GPU Skinning and frame interpolation

Started by
14 comments, last by theagentd 12 years, 3 months ago
Hello. I've been trying to do skinning, and so far I think I've kind of figured out the math behind it. I've successfully loaded an MD5 mesh and I'm working on implementing CPU skinning for a small animation following this guide: http://3dgep.com/?p=1053. I think I can get software skinning working quite easily but I definitely want to do the skinning in a vertex shader. I found another tutorial on the same website that covers this: http://3dgep.com/?p=1356. The "problem" is that it seems to do the bone interpolation on the CPU and then submit the data each frame to the GPU. I just transforming 100 bones shouldn't be that CPU heavy, but I might potentially have a thousand instances of the same mesh but in different animations. Therefore I also want to use instancing to reduce the CPU. Since my game is an RTS game the GPU is severely underused even though I offloaded fog of war rendering, so trading GPU cycles for CPU cycles is a good thing in my case.
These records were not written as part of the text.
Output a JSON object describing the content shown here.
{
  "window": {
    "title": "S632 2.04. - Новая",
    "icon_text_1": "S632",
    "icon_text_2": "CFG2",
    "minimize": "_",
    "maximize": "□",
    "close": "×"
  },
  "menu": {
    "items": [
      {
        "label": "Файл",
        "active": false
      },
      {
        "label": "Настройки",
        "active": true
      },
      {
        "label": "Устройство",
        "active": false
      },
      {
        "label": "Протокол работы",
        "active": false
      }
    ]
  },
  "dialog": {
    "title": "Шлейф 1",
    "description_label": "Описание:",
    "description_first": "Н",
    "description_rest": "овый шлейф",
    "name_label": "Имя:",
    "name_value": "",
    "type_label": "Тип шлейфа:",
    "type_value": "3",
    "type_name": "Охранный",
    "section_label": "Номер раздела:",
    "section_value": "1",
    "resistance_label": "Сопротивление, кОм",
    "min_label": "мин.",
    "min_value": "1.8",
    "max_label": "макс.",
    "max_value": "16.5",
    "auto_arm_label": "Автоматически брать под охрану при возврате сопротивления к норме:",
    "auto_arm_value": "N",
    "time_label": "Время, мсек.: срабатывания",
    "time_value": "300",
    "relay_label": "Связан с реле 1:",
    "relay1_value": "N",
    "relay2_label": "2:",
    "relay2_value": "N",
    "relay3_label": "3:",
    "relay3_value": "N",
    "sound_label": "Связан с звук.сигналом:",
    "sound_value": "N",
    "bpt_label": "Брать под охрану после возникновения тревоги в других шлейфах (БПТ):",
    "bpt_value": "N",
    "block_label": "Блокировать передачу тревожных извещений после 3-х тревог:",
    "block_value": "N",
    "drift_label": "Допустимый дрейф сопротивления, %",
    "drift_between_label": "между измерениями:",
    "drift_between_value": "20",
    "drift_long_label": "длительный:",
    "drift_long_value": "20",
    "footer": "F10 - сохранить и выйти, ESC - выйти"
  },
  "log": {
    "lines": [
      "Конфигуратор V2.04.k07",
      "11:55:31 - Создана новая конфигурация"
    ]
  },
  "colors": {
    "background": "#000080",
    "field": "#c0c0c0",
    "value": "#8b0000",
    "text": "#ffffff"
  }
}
I could just multi-thread the bone interpolation for an almost linear increase in performance, but it I still thought that it should be possible to off-load almost everything onto the GPU. That's when I stumbled over this white paper: http://developer.dow...gWhitePaper.pdf. It seems to do exactly what I want by storing bone matrices in a texture, which was something I had thought of doing. However, the implementation in the white-paper does not seem to have any kind of bone interpolation, and simply rounds the frame to the closest frame (though this isn't written anywhere). I'm 99.9% sure they don't re-upload the bone matrices each frame since they seem to keep the bone data for each animation and frame, not for each individual instance. Losing interpolation seems like a huge step backwards, so I would definitely not implement skinning if that turned out to be the cost.

I figured I could just upload even "rawer" bone data to my animation texture, meaning I'd keep a 3D vector and a quaternion per bone instead of a matrix and then do the interpolation between the two frames in the vertex shader. The amount of data sampled would only increase by about 33%:

1 matrix per weight = RGBA 32-bit float x 3
2 vectors and 2 quaternions = RGBA 32-bit float x 4

I would also have to upload additional static data to the weights (a position for each weight). The problem is the additional logic needed to transform each vertex since the interpolation would have to be redone for each vertex. I think this additional cost will be almost unnoticeable though since the vertex shader should be bandwidth / texture limited anyway. If there happens to be built-in functions to do slerp (I've found mix(...), but I'm not sure if it's the right one) I think the additional logic cost would be negligible.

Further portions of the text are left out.